Santiago Iñiguez de Onzoño, IE University/ 27 marzo 2023 21:28 CEST
¿Cómo repartir los recursos disponibles en la sociedad, cuáles deben ser los criterios para establecer impuestos, cómo reconocer y gratificar la aportación de los individuos al colectivo?
Son muchas las parábolas que se narran en los Evangelios. Hay dos en especial que nos interesan hoy: una de ellas genera suspicacia y extrañeza, y generaría rechazo si no fuera porque la cuenta el propio Jesucristo. La otra, en cambio, suele ser entendida y apoyada por la mayoría de la gente.
En la parábola de los viñadores, el dueño de un viñedo recluta a varios jornaleros a lo largo del día para que recojan la uva. A primera hora sale al pueblo y contrata a una cuadrilla, ofreciéndoles un denario; a medio día vuelve a salir, y así otras tres veces hasta ya entrada la tarde, contratando a diversos grupos en cada ocasión.
Al final del día el dueño paga a todos un denario. A los contratados a primera hora les parece injusto recibir la misma compensación que los otros pero el dueño responde que ha obrado justamente y que es libre de pagar lo que quiera a sus jornaleros, siempre que cumpla con lo acordado.
Esta parábola concede poca importancia a la idea de mérito y podría asociarse más bien con el comunitarismo. El episodio ejemplifica el ideal redistributivo de que, mientras la compensación sea razonable, se puede discriminar para alcanzar una comunidad más igualitaria, con independencia del esfuerzo individual. En un sentido análogo, por ejemplo, los impuestos progresivos también demandan contribuciones más altas de los que más ganan, aunque trabajen más duro.
Para consuelo de los conversos tardíos, la parábola también ha sido interpretada como una ilustración de que los que se arrepienten en el último momento también pueden alcanzar la vida eterna.
La parábola de los talentos cuenta cómo un empresario que tiene que ausentarse distribuye su dinero entre tres de sus trabajadores: al primero le da cinco talentos –la moneda al uso–, al segundo dos y al tercero uno.
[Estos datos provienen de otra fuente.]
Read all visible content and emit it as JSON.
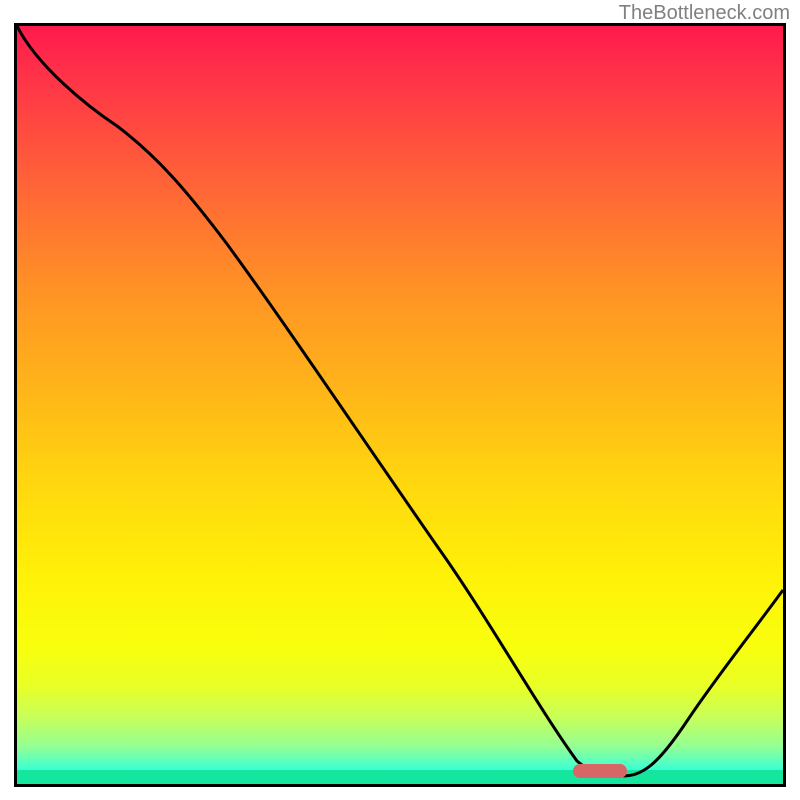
{
  "watermark": "TheBottleneck.com",
  "chart_data": {
    "type": "line",
    "title": "",
    "xlabel": "",
    "ylabel": "",
    "xlim": [
      0,
      100
    ],
    "ylim": [
      0,
      100
    ],
    "grid": false,
    "legend": false,
    "series": [
      {
        "name": "bottleneck-curve",
        "x": [
          0,
          4,
          12,
          22,
          33,
          48,
          62,
          70,
          75,
          79,
          83,
          88,
          93,
          100
        ],
        "y": [
          100,
          96,
          88,
          78,
          67,
          47,
          27,
          13,
          4,
          1,
          1,
          6,
          14,
          26
        ]
      }
    ],
    "marker": {
      "name": "optimal-region",
      "x_start": 74,
      "x_end": 81,
      "y": 1
    },
    "background": {
      "top_color": "#ff1a4d",
      "mid_color": "#fff008",
      "bottom_color": "#14e69d"
    }
  }
}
Al cabo del tiempo, el hombre regresa y pide cuentas a sus empleados. Los dos primeros han invertido y doblado las cantidades recibidas y el dueño les alaba como siervos buenos y fieles. Pero el tercero, temeroso de las exigencias de su señor, ha enterrado el talento por miedo a perderlo. El empresario arremete contra él, le acusa de malo y perezoso y le quita el talento. La parábola concluye con una enigmática frase:
“Al que tiene se le dará y al que no tiene se le quitará hasta lo que tiene”.
Esta narración parece reflejar el sentir liberal, el ideal de la meritocracia: se premia a las personas en función de su esfuerzo, sus capacidades, su dedicación y su ingenio, y se castiga a los que no han sabido aprovechar sus talentos. La base de la compensación es el mérito personal, entendido como las decisiones o acciones merecedoras de premio o de castigo.
El episodio se podría denominar más bien la parábola de los emprendedores, porque prima la asunción de riesgos, el espíritu empresarial y la búsqueda de crecimiento, frente al ahorro, la rutina y la inercia.
Curiosamente, la Iglesia católica también emplea la expresión siervo bueno y fiel para denominar a los beatificados.